I'm all fired up to beat my boyfriend in the thermostat war

My boyfriend and I have differing perspectives on how much to heat our home. I’d prefer it warmer, he cooler. This classic battle of the sexes has been rumbling on for many years. But there is nothing quite like the restrictions of a lockdown – where distractions are scarce and the minor details of the home suddenly appear gigantic – to focus the mind on what really matters: crushing my love in the thermostat war.

Normally, we navigate our way around this issue passively (a cold war, if you will), turning the dial up or down when the other isn’t looking. Occasionally, there will be flare-ups, where each pleads with the other to think about their shivering limbs or lungs suffocated by dry heat before begrudgingly settling on a bearable temperature.

“Society is plagued by leaders unable to reach a consensus,” I’ll say at the breakfast table (also known as the dinner table, office and general inescapable living area). “But surely we can find a way.”

I try science – mentioning how women tend to be more productive in warmer environments (which is countered by more science, on improving circulation and running more). I mention our different heritages – his being 10 generations English and mine from sunnier climes (“Bruv, I’m a tropical flower!”).

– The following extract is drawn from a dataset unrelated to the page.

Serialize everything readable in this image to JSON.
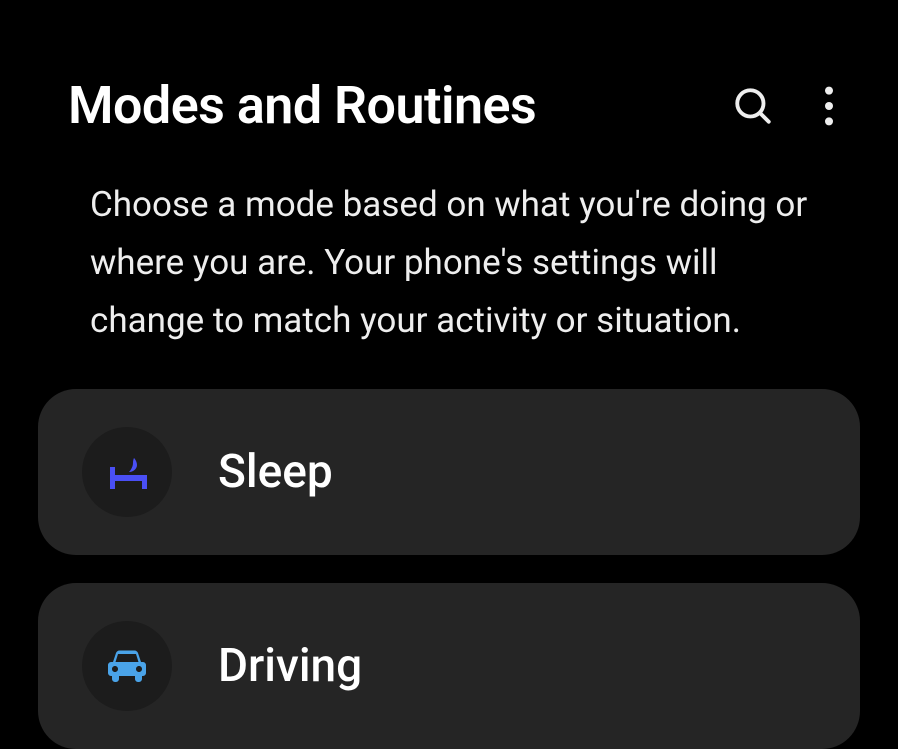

Sometimes I tiptoe up to him and slip my icy hands in his jumper to prove how cold it is (for my own amusement).

When, as a child, I’d fight with my siblings, my mother used to say that we must be bored, that clearly we needed more chores if we found the time to bicker. And as the cold of winter keeps us inside, I suspect she may be right – boredom is fertile ground for pettiness. Perhaps it really is as they say: the devil makes work for idle hands. It certainly does for cold ones.